Oracle Cloud offers twice the number of computing cores, twice the memory, four times the storage and a 10X improvement in IOPS. The control plane is not accessible from the internet, hardening the system, and the network offers a "flat" topology that reduces latency, he said.

Oracle's data centers are also clustered by fabric rings in groups of three, offering unusually high redundancy, according to Ellison.

Those superior services cost 20 percent less than comparable AWS instances, Ellison said. People think Amazon's "got to be lower cost," he said. "Used to be, not anymore."

Ronald Zapar, president and CEO of Re-Quest, an Oracle partner based in Naperville, Ill., told CRN that IaaS was the piece that was missing from Oracle's cloud, and that nascent service will mainstream Oracle's entire cloud portfolio.

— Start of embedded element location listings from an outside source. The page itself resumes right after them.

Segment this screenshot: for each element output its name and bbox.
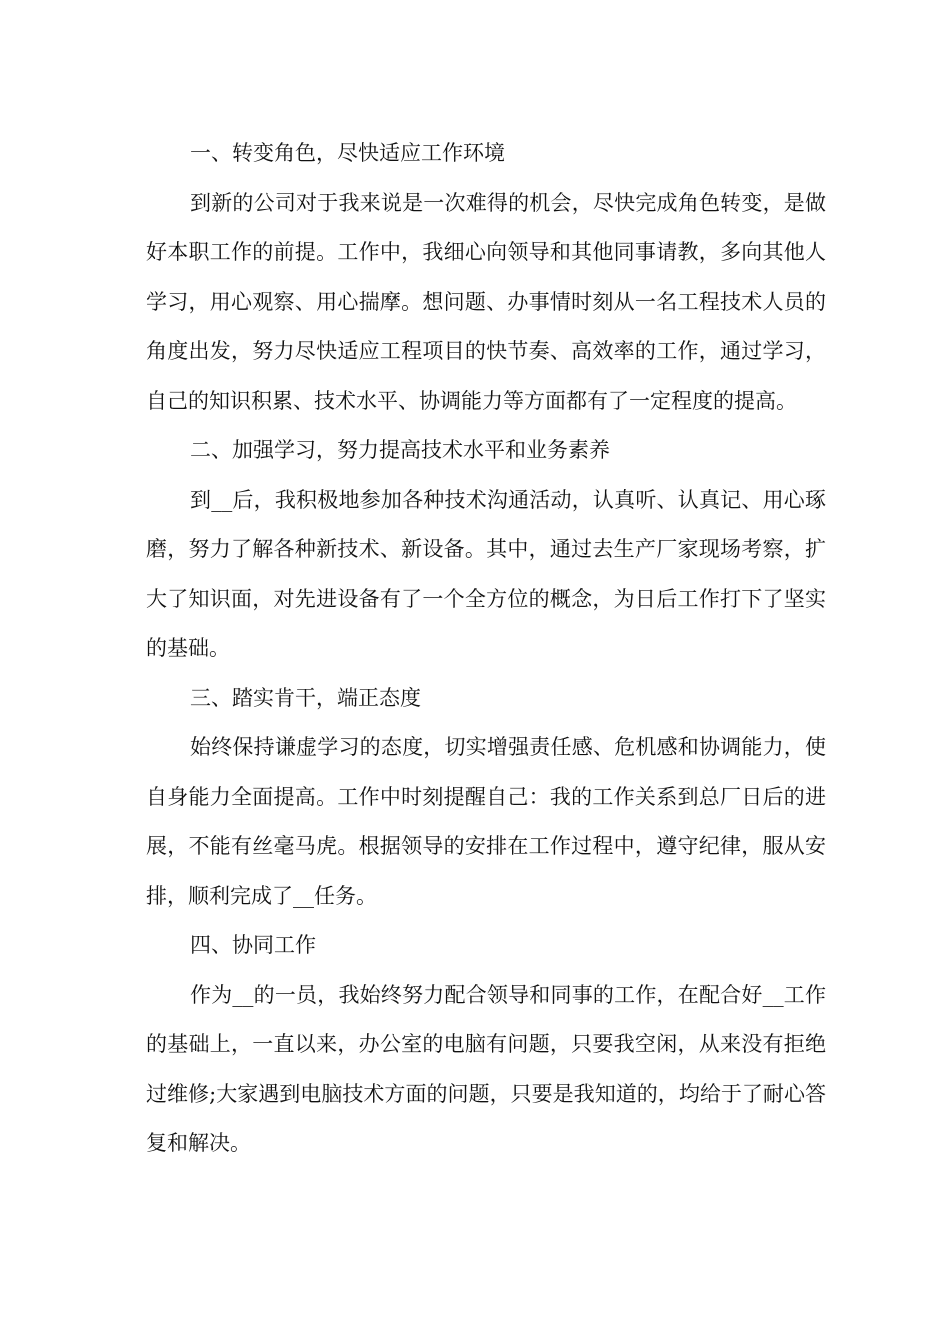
section-2-heading: 二、加强学习，努力提高技术水平和业务素养 [190, 438, 610, 462]
document-body [146, 129, 826, 1169]
section-1-heading: 一、转变角色，尽快适应工作环境 [190, 141, 505, 165]
section-4-heading: 四、协同工作 [190, 933, 316, 957]
section-2-paragraph: 到__后，我积极地参加各种技术沟通活动，认真听、认真记、用心琢磨，努力了解各种新技术、新设备。其中，通过去生产厂家现场考察，扩大了知识面，对先进设备有了一个全方位的概念，为日后工作打下了坚实的基础。 [146, 487, 826, 660]
section-3-paragraph: 始终保持谦虚学习的态度，切实增强责任感、危机感和协调能力，使自身能力全面提高。工作中时刻提醒自己：我的工作关系到总厂日后的进展，不能有丝毫马虎。根据领导的安排在工作过程中，遵守纪律，服从安排，顺利完成了__任务。 [146, 735, 826, 908]
section-1-paragraph: 到新的公司对于我来说是一次难得的机会，尽快完成角色转变，是做好本职工作的前提。工作中，我细心向领导和其他同事请教，多向其他人学习，用心观察、用心揣摩。想问题、办事情时刻从一名工程技术人员的角度出发，努力尽快适应工程项目的快节奏、高效率的工作，通过学习，自己的知识积累、技术水平、协调能力等方面都有了一定程度的提高。 [146, 190, 826, 413]
section-3-heading: 三、踏实肯干，端正态度 [190, 685, 421, 710]
section-4-paragraph: 作为__的一员，我始终努力配合领导和同事的工作，在配合好__工作的基础上，一直以来，办公室的电脑有问题，只要我空闲，从来没有拒绝过维修;大家遇到电脑技术方面的问题，只要是我知道的，均给于了耐心答复和解决。 [146, 982, 826, 1155]
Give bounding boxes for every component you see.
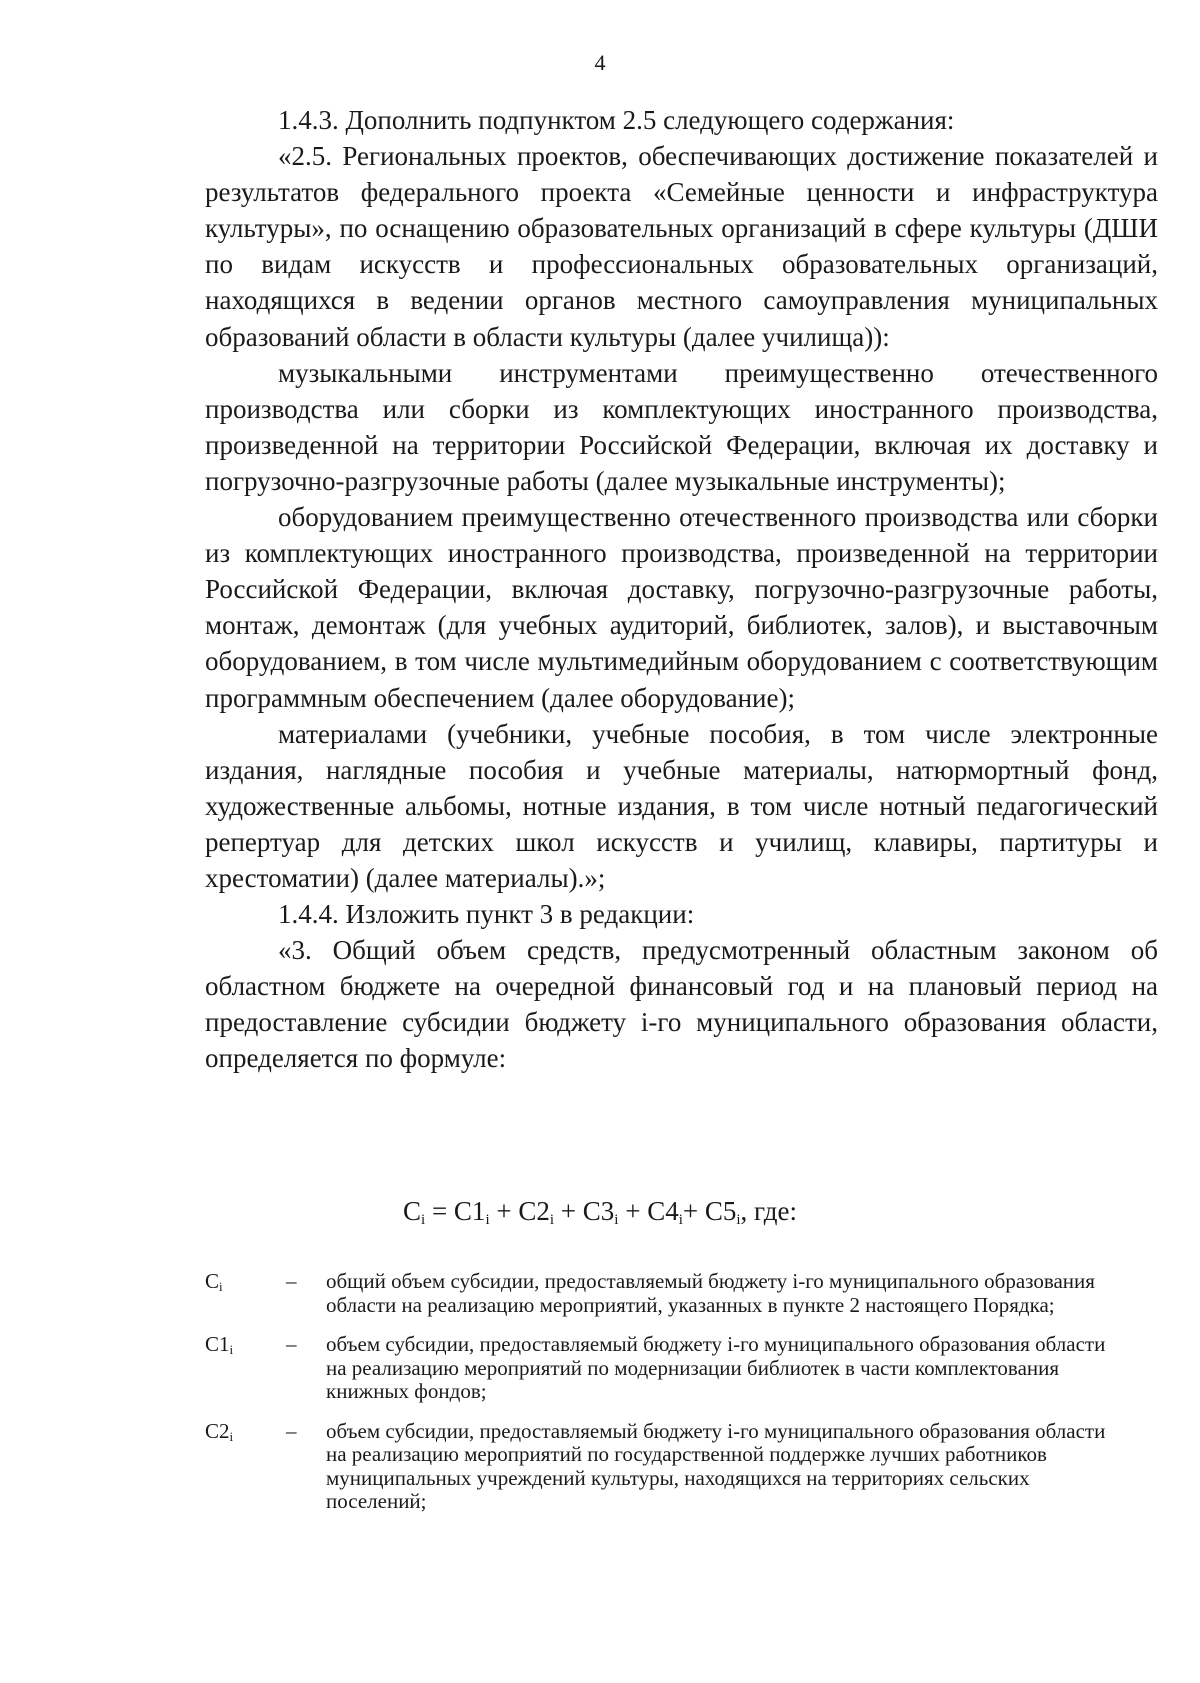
- paragraph-2-5: «2.5. Региональных проектов, обеспечивающих достижение показателей и результатов федерального проекта «Семейные ценности и инфраструктура культуры», по оснащению образовательных организаций в сфере культуры (ДШИ по видам искусств и профессиональных образовательных организаций, находящихся в ведении органов местного самоуправления муниципальных образований области в области культуры (далее училища)):: [205, 141, 1158, 352]
- definition-symbol: [205, 1270, 278, 1294]
- definition-dash: –: [286, 1332, 297, 1356]
- page-number: 4: [594, 50, 606, 75]
- definition-dash: –: [286, 1418, 297, 1443]
- subsidy-formula: [0, 1193, 1200, 1229]
- formula-term-c5: C5: [704, 1196, 737, 1226]
- definition-row: [205, 1270, 1158, 1317]
- formula-tail: , где:: [740, 1196, 797, 1226]
- paragraph-3: «3. Общий объем средств, предусмотренный областным законом об областном бюджете на очередной финансовый год и на плановый период на предоставление субсидии бюджету i-го муниципального образования области, определяется по формуле:: [205, 935, 1158, 1074]
- definition-symbol-base: C1: [205, 1332, 230, 1356]
- paragraph-materials: материалами (учебники, учебные пособия, в том числе электронные издания, наглядные пособия и учебные материалы, натюрмортный фонд, художественные альбомы, нотные издания, в том числе нотный педагогический репертуар для детских школ искусств и училищ, клавиры, партитуры и хрестоматии) (далее материалы).»;: [205, 718, 1158, 893]
- formula-lhs: C: [403, 1196, 422, 1226]
- formula-definitions: [205, 1270, 1158, 1530]
- paragraph-1-4-4: 1.4.4. Изложить пункт 3 в редакции:: [278, 899, 695, 930]
- formula-term-c4-sub: i: [678, 1212, 683, 1228]
- definition-row: [205, 1333, 1158, 1404]
- formula-term-c3-sub: i: [614, 1212, 619, 1228]
- definition-text: объем субсидии, предоставляемый бюджету i-го муниципального образования области на реализацию мероприятий по модернизации библиотек в части комплектования книжных фондов;: [326, 1332, 1106, 1403]
- definition-symbol: [205, 1333, 278, 1357]
- formula-term-c1: C1: [453, 1196, 486, 1226]
- formula-term-c2-sub: i: [549, 1212, 555, 1228]
- definition-symbol-sub: i: [229, 1428, 234, 1444]
- formula-plus: +: [682, 1196, 705, 1226]
- definition-text: объем субсидии, предоставляемый бюджету i-го муниципального образования области на реализацию мероприятий по государственной поддержке лучших работников муниципальных учреждений культуры, находящихся на территориях сельских поселений;: [326, 1418, 1106, 1513]
- document-body: [205, 102, 1158, 1077]
- formula-plus: +: [489, 1196, 519, 1226]
- formula-term-c4: C4: [647, 1196, 679, 1226]
- definition-dash: –: [286, 1269, 297, 1293]
- definition-symbol-base: C2: [205, 1418, 230, 1443]
- formula-plus: +: [618, 1196, 648, 1226]
- paragraph-equipment: оборудованием преимущественно отечественного производства или сборки из комплектующих иностранного производства, произведенной на территории Российской Федерации, включая доставку, погрузочно-разгрузочные работы, монтаж, демонтаж (для учебных аудиторий, библиотек, залов), и выставочным оборудованием, в том числе мультимедийным оборудованием с соответствующим программным обеспечением (далее оборудование);: [205, 502, 1158, 713]
- definition-symbol-sub: i: [219, 1279, 223, 1294]
- paragraph-musical-instruments: музыкальными инструментами преимущественно отечественного производства или сборки из комплектующих иностранного производства, произведенной на территории Российской Федерации, включая их доставку и погрузочно-разгрузочные работы (далее музыкальные инструменты);: [205, 357, 1158, 496]
- formula-term-c5-sub: i: [736, 1212, 741, 1228]
- formula-term-c3: C3: [582, 1196, 615, 1226]
- definition-symbol-sub: i: [229, 1342, 234, 1357]
- definition-text: общий объем субсидии, предоставляемый бюджету i-го муниципального образования области на реализацию мероприятий, указанных в пункте 2 настоящего Порядка;: [326, 1269, 1095, 1317]
- definition-row: [205, 1420, 1158, 1514]
- paragraph-1-4-3: 1.4.3. Дополнить подпунктом 2.5 следующего содержания:: [278, 105, 955, 135]
- formula-term-c2: C2: [518, 1196, 550, 1226]
- definition-symbol-base: C: [205, 1269, 220, 1293]
- formula-plus: +: [554, 1196, 583, 1226]
- formula-term-c1-sub: i: [485, 1212, 490, 1228]
- formula-lhs-sub: i: [421, 1212, 426, 1228]
- definition-symbol: [205, 1420, 278, 1444]
- formula-equals: =: [425, 1196, 454, 1226]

"It"s not some kind of epiphany that they were late to the game," Zapar said of Oracle's IaaS capabilities. "However, the idea of a transitional type architecture is really going to be interesting to a lot of customers, specifically Oracle customers, because of the platform."

Customers are all trying to figure out some cloud strategy, Zapar said, but they can't just forklift all their existing workloads at once.

Oracle's ability to offer the same technology as on-premise software, on-premise engineered systems, or as cloud services, is something no other vendor can reproduce.

"The messaging and vision and plan is great because nobody else will be able to do it," he said. "From a partner perspective, we've always made seismic jumps in revenue when it's disruptive like this."

The greatest challenge for most customers is finding the resources they need to get to cloud. With a capable infrastructure component, partners can bring many more of them to the table, he said.

"If you think about a solution architecture, there have to be pieces that are not Oracle with all the development platforms out there, middleware solutions, application architectures," Zapar said. For that reason, IaaS "was the piece that was the barrier for making the leap in the past, and now it covers that."